Meu pai era uma pessoa normal, mas que ficou doente mental (quem me lê sabe). Eu senti a presença de meu pai aqui, gritando e se aborrecendo, e eu me senti mal. Depois vim a saber como acabou a pessoa que aqui morava - sozinha e alucinada. Pelo menos meu pai teve a mim, lutando contra minha raiva e resgatando o amor que eu tinha por ele.

Minha mãe está neste lugar e diz que eu tenho que aturar gente safada. Eu aturo, ok? Sabe por quê? Porque não vim para este lugar sem propósito. O beijo que recebi da locadora, sobrinha do dono,  recomendando-me cuidar deste lugar, aos prantos, me lembrou muito passados muito bem marcados. Eu recebi um beijo e um abraço, e dias depois, uma chuva de falta de educação e falta de cordialidade, assim que recebi as chaves... Lembrei de teatro.

Imagina um senhor, o antigo morador, o dono da propriedade, tentando abrir uma geladeira. Ele tinha geladeira grande como a minha? A minha é enorme, como o meu fogão e meu freezer. Tive que interditar a porta da cozinha por causa de meus aparelhos, e por isso sinto-me mais acuada ainda.

A cozinha é um lugar de criação, como é o meu computador. Na cozinha eu realizo meu outro lado, de dona de casa; faço comidinhas gostosas; desligo-me de doentes que dependem de mim e de sites que tento fazer, mas que sai todo errado.

É muito ruim cortar tomates em cima do mármore (vagaba) na pia, em meio a copos que secam... Minhas antigas cozinhas, todas as que tive, foram melhorzinhas.
 
Eu não me incomodaria, caso eu não tivesse batalhado tanto na vida, mas pelo que foi investido em mim e o que investi na vida, sem dormir e sofrendo por vidas humanas, eu devia ter, pelo menos, uma mesa pra cortar alfaces e coisas afins.

Hoje uma amiga comentou comigo que a cozinha de sua casa e a de sua casa de campo são enormes... É ruim, heim!

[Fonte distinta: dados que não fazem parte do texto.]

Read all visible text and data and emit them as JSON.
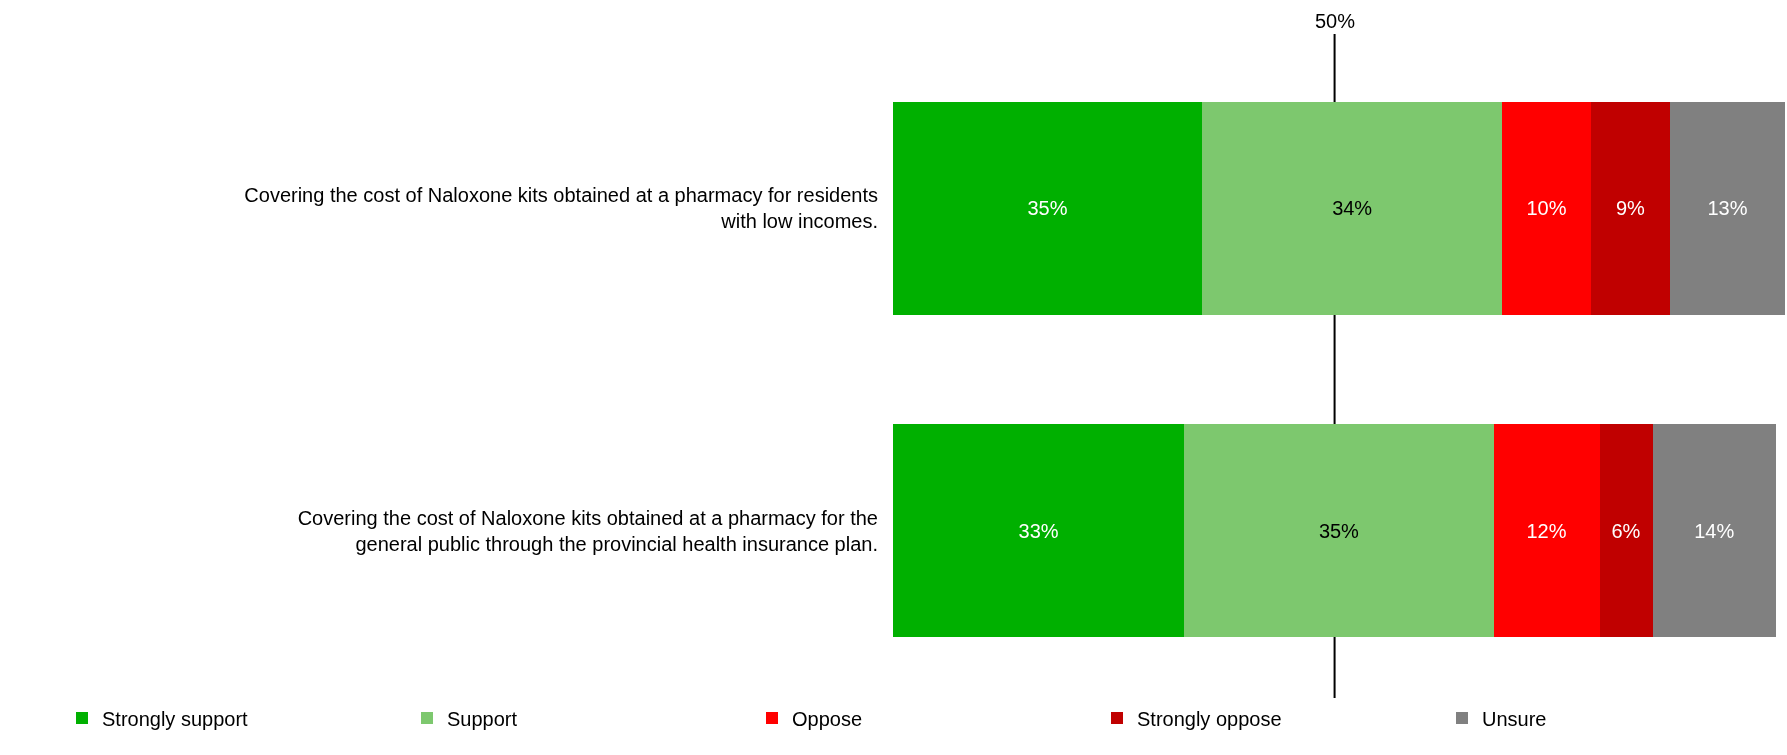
{
  "chart_data": {
    "type": "bar",
    "orientation": "horizontal",
    "stacked": true,
    "legend": "bottom",
    "categories": [
      "Covering the cost of Naloxone kits obtained at a pharmacy for residents with low incomes.",
      "Covering the cost of Naloxone kits obtained at a pharmacy for the general public through the provincial health insurance plan."
    ],
    "series": [
      {
        "name": "Strongly support",
        "color": "#00b000",
        "values": [
          35,
          33
        ],
        "value_labels": [
          "35%",
          "33%"
        ]
      },
      {
        "name": "Support",
        "color": "#7dc86e",
        "values": [
          34,
          35
        ],
        "value_labels": [
          "34%",
          "35%"
        ]
      },
      {
        "name": "Oppose",
        "color": "#ff0000",
        "values": [
          10,
          12
        ],
        "value_labels": [
          "10%",
          "12%"
        ]
      },
      {
        "name": "Strongly oppose",
        "color": "#c00000",
        "values": [
          9,
          6
        ],
        "value_labels": [
          "9%",
          "6%"
        ]
      },
      {
        "name": "Unsure",
        "color": "#808080",
        "values": [
          13,
          14
        ],
        "value_labels": [
          "13%",
          "14%"
        ]
      }
    ],
    "ref_lines": [
      {
        "axis": "x",
        "value": 50,
        "label": "50%",
        "color": "#000000"
      }
    ]
  }
}
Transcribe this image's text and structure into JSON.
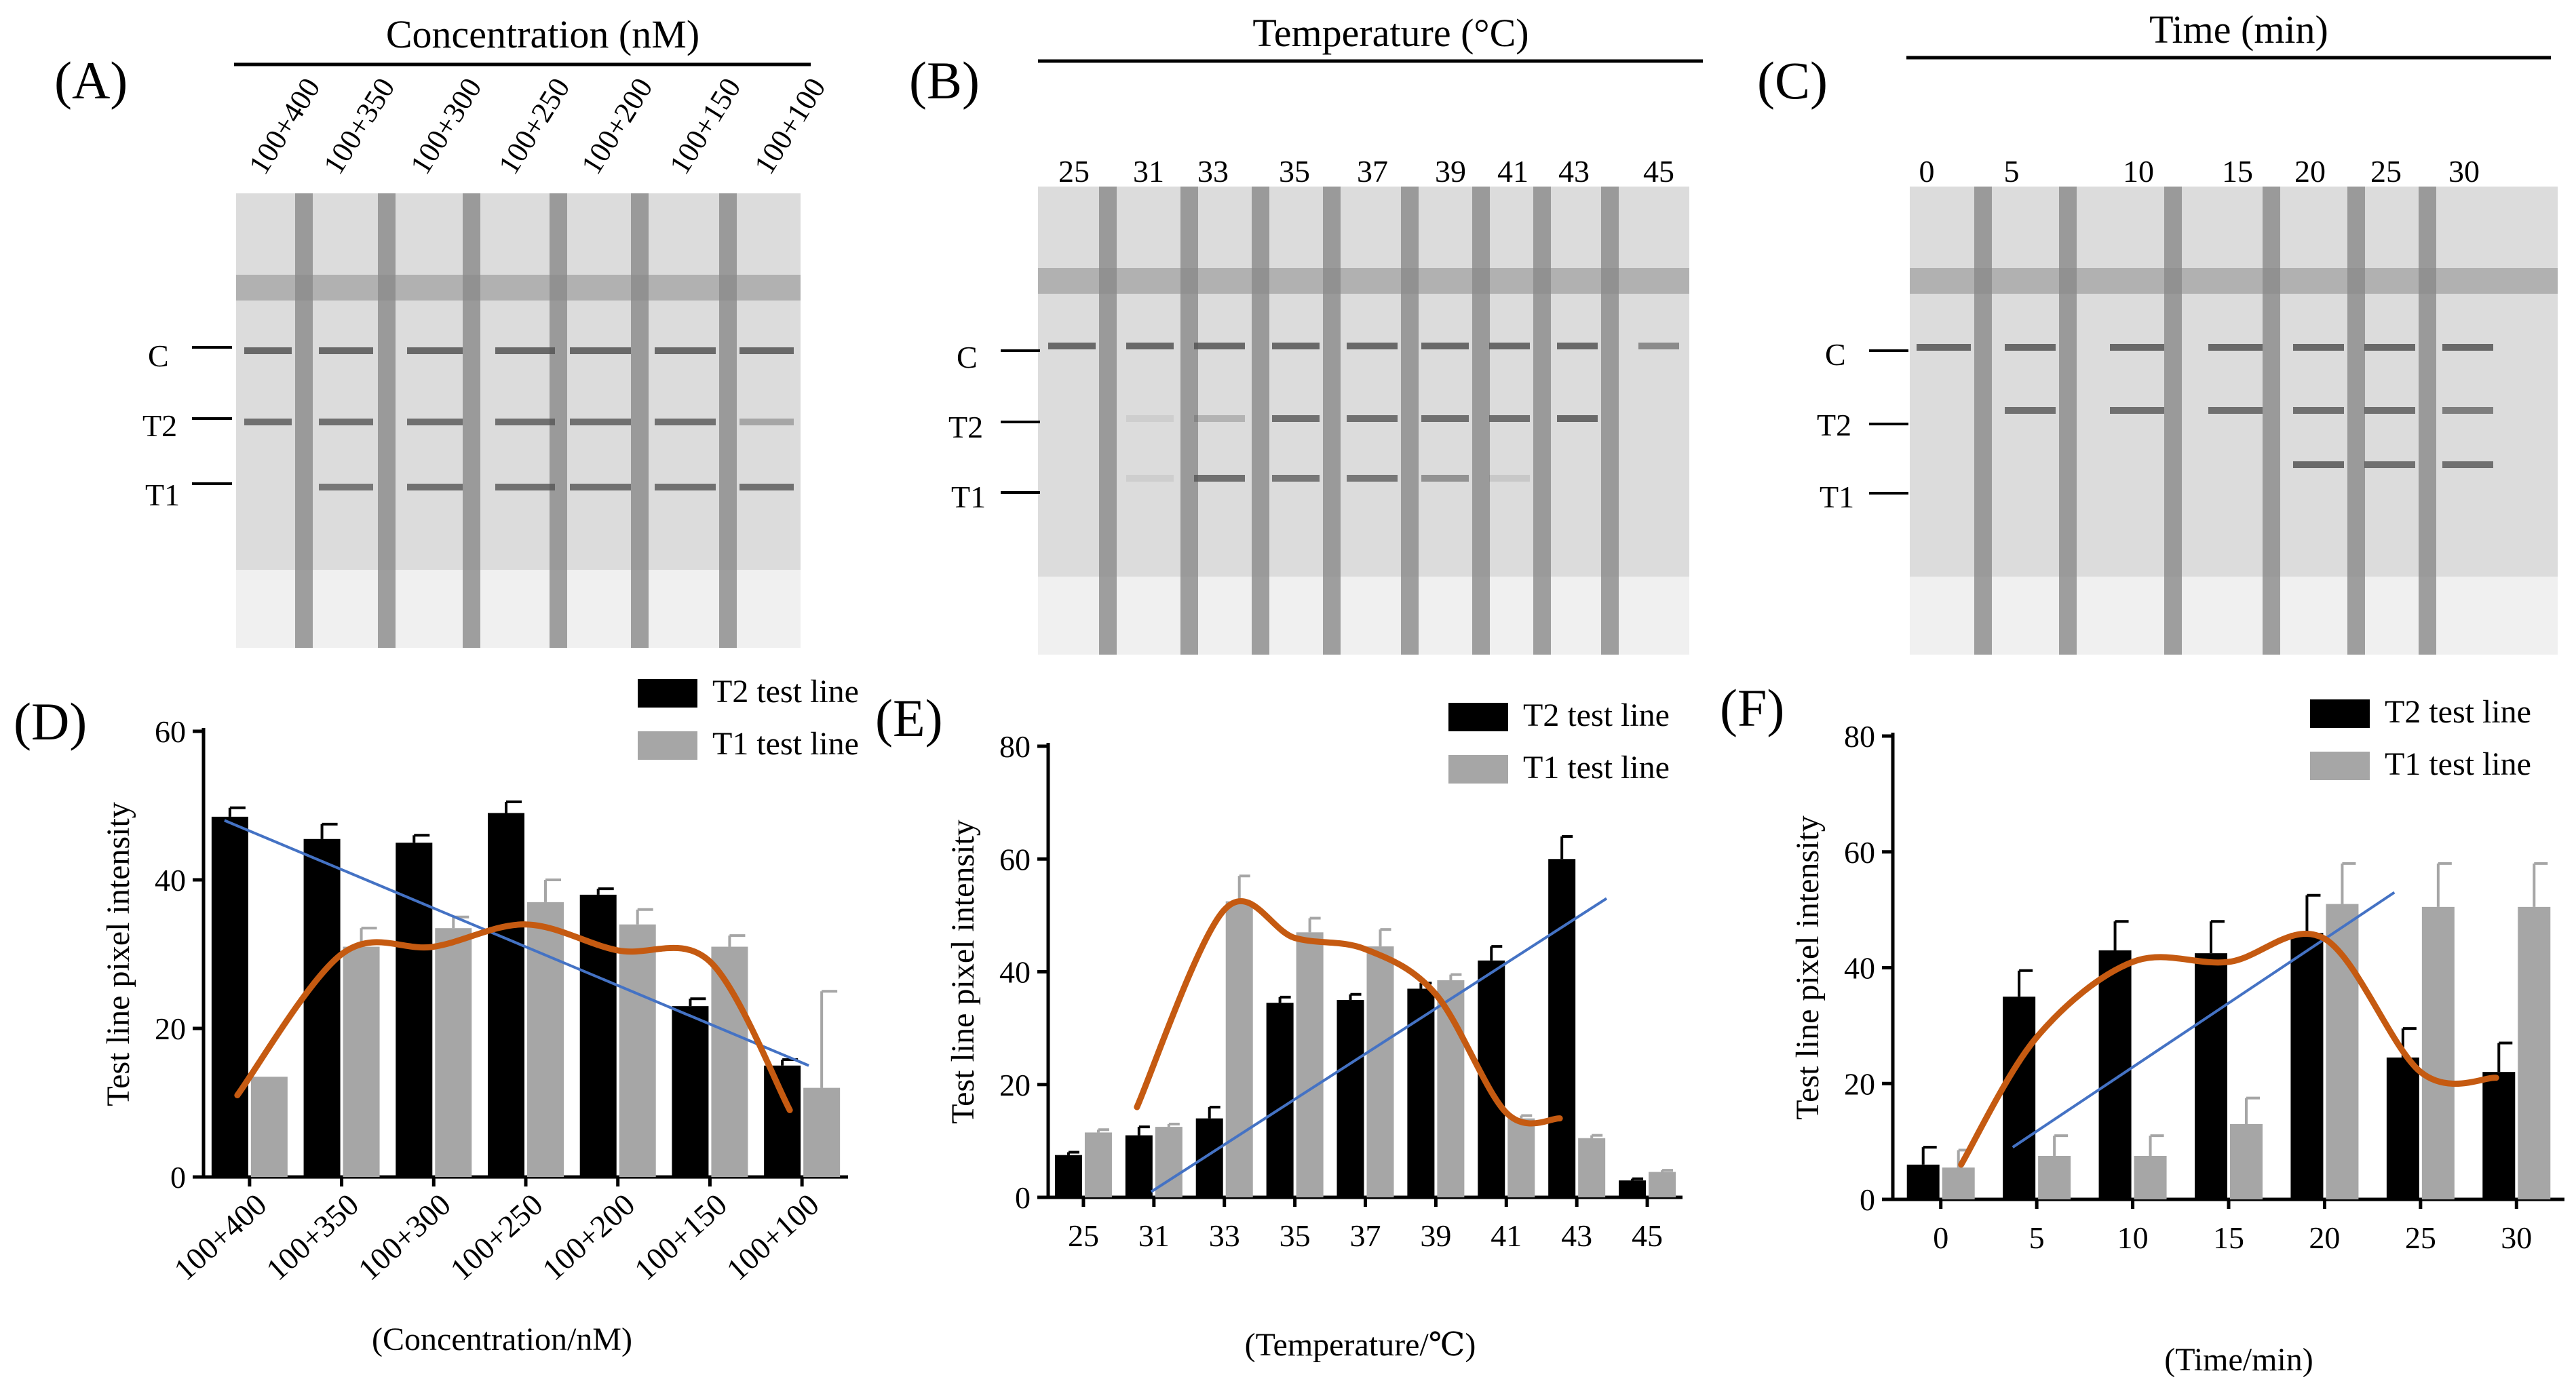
{
  "panels": {
    "A": {
      "label": "(A)",
      "header": "Concentration  (nM)",
      "lanes": [
        "100+400",
        "100+350",
        "100+300",
        "100+250",
        "100+200",
        "100+150",
        "100+100"
      ],
      "line_labels": [
        "C",
        "T2",
        "T1"
      ]
    },
    "B": {
      "label": "(B)",
      "header": "Temperature (°C)",
      "lanes": [
        "25",
        "31",
        "33",
        "35",
        "37",
        "39",
        "41",
        "43",
        "45"
      ],
      "line_labels": [
        "C",
        "T2",
        "T1"
      ]
    },
    "C": {
      "label": "(C)",
      "header": "Time (min)",
      "lanes": [
        "0",
        "5",
        "10",
        "15",
        "20",
        "25",
        "30"
      ],
      "line_labels": [
        "C",
        "T2",
        "T1"
      ]
    },
    "D": {
      "label": "(D)"
    },
    "E": {
      "label": "(E)"
    },
    "F": {
      "label": "(F)"
    }
  },
  "colors": {
    "t2": "#000000",
    "t1": "#a6a6a6",
    "t1_err": "#a6a6a6",
    "trend_linear": "#4472c4",
    "trend_curve": "#c55a11",
    "strip_bg": "#dcdcdc",
    "strip_pad": "#f0f0f0",
    "strip_band": "#555555"
  },
  "chart_data": [
    {
      "type": "bar",
      "panel": "D",
      "categories": [
        "100+400",
        "100+350",
        "100+300",
        "100+250",
        "100+200",
        "100+150",
        "100+100"
      ],
      "series": [
        {
          "name": "T2 test line",
          "values": [
            48.5,
            45.5,
            45.0,
            49.0,
            38.0,
            23.0,
            15.0
          ],
          "errors": [
            1.2,
            2.0,
            1.0,
            1.5,
            0.8,
            1.0,
            0.8
          ]
        },
        {
          "name": "T1 test line",
          "values": [
            13.5,
            31.0,
            33.5,
            37.0,
            34.0,
            31.0,
            12.0
          ],
          "errors": [
            0,
            2.5,
            1.5,
            3.0,
            2.0,
            1.5,
            13.0
          ]
        }
      ],
      "trend_line": [
        48,
        15
      ],
      "smooth_curve": [
        11,
        30,
        31,
        34,
        30.5,
        29,
        9
      ],
      "xlabel": "(Concentration/nM)",
      "ylabel": "Test line pixel intensity",
      "ylim": [
        0,
        60
      ],
      "yticks": [
        0,
        20,
        40,
        60
      ],
      "legend": "top-right"
    },
    {
      "type": "bar",
      "panel": "E",
      "categories": [
        "25",
        "31",
        "33",
        "35",
        "37",
        "39",
        "41",
        "43",
        "45"
      ],
      "series": [
        {
          "name": "T2 test line",
          "values": [
            7.5,
            11.0,
            14.0,
            34.5,
            35.0,
            37.0,
            42.0,
            60.0,
            3.0
          ],
          "errors": [
            0.5,
            1.5,
            2.0,
            1.0,
            1.0,
            1.0,
            2.5,
            4.0,
            0.3
          ]
        },
        {
          "name": "T1 test line",
          "values": [
            11.5,
            12.5,
            52.5,
            47.0,
            44.5,
            38.5,
            14.0,
            10.5,
            4.5
          ],
          "errors": [
            0.5,
            0.5,
            4.5,
            2.5,
            3.0,
            1.0,
            0.5,
            0.5,
            0.3
          ]
        }
      ],
      "trend_line": [
        1,
        53
      ],
      "smooth_curve": [
        null,
        16,
        51,
        46,
        44,
        36,
        15,
        14,
        null
      ],
      "xlabel": "(Temperature/℃)",
      "ylabel": "Test line pixel intensity",
      "ylim": [
        0,
        80
      ],
      "yticks": [
        0,
        20,
        40,
        60,
        80
      ],
      "legend": "top-right"
    },
    {
      "type": "bar",
      "panel": "F",
      "categories": [
        "0",
        "5",
        "10",
        "15",
        "20",
        "25",
        "30"
      ],
      "series": [
        {
          "name": "T2 test line",
          "values": [
            6.0,
            35.0,
            43.0,
            42.5,
            46.0,
            24.5,
            22.0
          ],
          "errors": [
            3.0,
            4.5,
            5.0,
            5.5,
            6.5,
            5.0,
            5.0
          ]
        },
        {
          "name": "T1 test line",
          "values": [
            5.5,
            7.5,
            7.5,
            13.0,
            51.0,
            50.5,
            50.5
          ],
          "errors": [
            3.0,
            3.5,
            3.5,
            4.5,
            7.0,
            7.5,
            7.5
          ]
        }
      ],
      "trend_line": [
        9,
        53
      ],
      "smooth_curve": [
        6,
        28,
        41,
        41,
        45,
        22,
        21
      ],
      "xlabel": "(Time/min)",
      "ylabel": "Test line pixel intensity",
      "ylim": [
        0,
        80
      ],
      "yticks": [
        0,
        20,
        40,
        60,
        80
      ],
      "legend": "top-right"
    }
  ]
}
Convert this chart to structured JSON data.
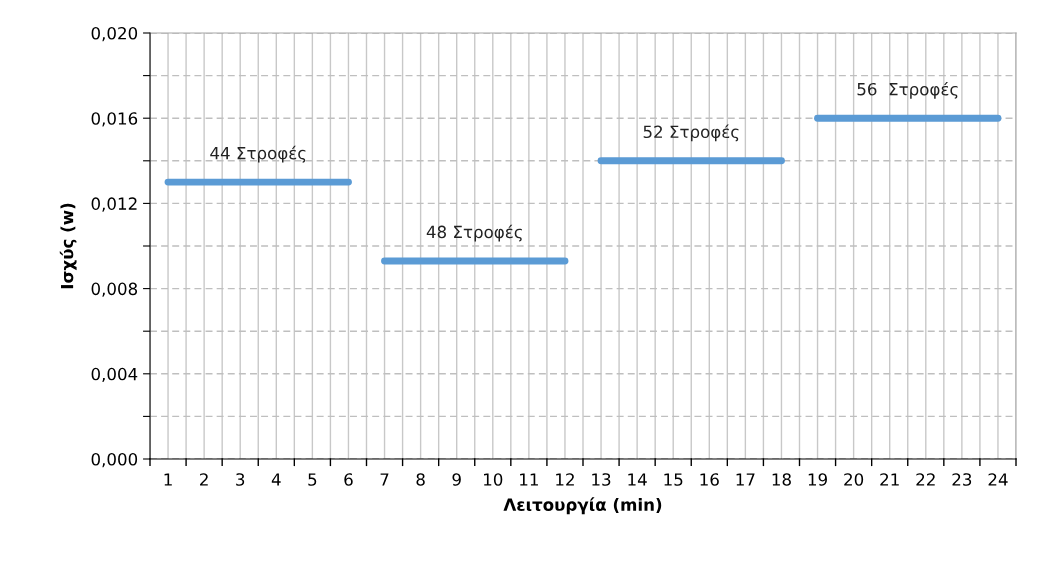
{
  "chart_data": {
    "type": "line",
    "xlabel": "Λειτουργία (min)",
    "ylabel": "Ισχύς (w)",
    "categories": [
      "1",
      "2",
      "3",
      "4",
      "5",
      "6",
      "7",
      "8",
      "9",
      "10",
      "11",
      "12",
      "13",
      "14",
      "15",
      "16",
      "17",
      "18",
      "19",
      "20",
      "21",
      "22",
      "23",
      "24"
    ],
    "series": [
      {
        "name": "44 Στροφές",
        "color": "#5b9bd5",
        "values": [
          0.013,
          0.013,
          0.013,
          0.013,
          0.013,
          0.013,
          null,
          null,
          null,
          null,
          null,
          null,
          null,
          null,
          null,
          null,
          null,
          null,
          null,
          null,
          null,
          null,
          null,
          null
        ]
      },
      {
        "name": "48 Στροφές",
        "color": "#5b9bd5",
        "values": [
          null,
          null,
          null,
          null,
          null,
          null,
          0.0093,
          0.0093,
          0.0093,
          0.0093,
          0.0093,
          0.0093,
          null,
          null,
          null,
          null,
          null,
          null,
          null,
          null,
          null,
          null,
          null,
          null
        ]
      },
      {
        "name": "52 Στροφές",
        "color": "#5b9bd5",
        "values": [
          null,
          null,
          null,
          null,
          null,
          null,
          null,
          null,
          null,
          null,
          null,
          null,
          0.014,
          0.014,
          0.014,
          0.014,
          0.014,
          0.014,
          null,
          null,
          null,
          null,
          null,
          null
        ]
      },
      {
        "name": "56  Στροφές",
        "color": "#5b9bd5",
        "values": [
          null,
          null,
          null,
          null,
          null,
          null,
          null,
          null,
          null,
          null,
          null,
          null,
          null,
          null,
          null,
          null,
          null,
          null,
          0.016,
          0.016,
          0.016,
          0.016,
          0.016,
          0.016
        ]
      }
    ],
    "ylim": [
      0,
      0.02
    ],
    "yticks": [
      {
        "value": 0,
        "label": "0,000"
      },
      {
        "value": 0.002,
        "label": null
      },
      {
        "value": 0.004,
        "label": "0,004"
      },
      {
        "value": 0.006,
        "label": null
      },
      {
        "value": 0.008,
        "label": "0,008"
      },
      {
        "value": 0.01,
        "label": null
      },
      {
        "value": 0.012,
        "label": "0,012"
      },
      {
        "value": 0.014,
        "label": null
      },
      {
        "value": 0.016,
        "label": "0,016"
      },
      {
        "value": 0.018,
        "label": null
      },
      {
        "value": 0.02,
        "label": "0,020"
      }
    ],
    "grid": true,
    "marker": "none",
    "line_style": "solid"
  }
}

Eu não tenho casa de campo!!! Eu só precisava de uma bancada e nada mais!

Não tenho a menor inveja de ninguém. Isso eu posso dizer do alto de minha existência. Não me dá o menor tesão de sentir inveja, porque tesão é grátis e não tem preço.

Acho o maior barato quando eu faço uma viagem idílica, que jamais ninguém fez, curtindo coisas que ninguém curtiu, mas, sinceramente, de vez em quando me faz falta ter o que tive na minha infância, de graça, sem fazer prestações, sem me preocupar com o dia de amanhã.

Tive que interromper este texto-desabafo porque minha secretária tocou a campainha. Ela, como toda pessoa extremamente competente, já trouxe a vasilha da cafeteira... Eu paguei uns 39 paus pela dita cuja. Ela comprou a merda da vasillha por 29...

Preciso morar no interior. Isso aqui tá amarrado!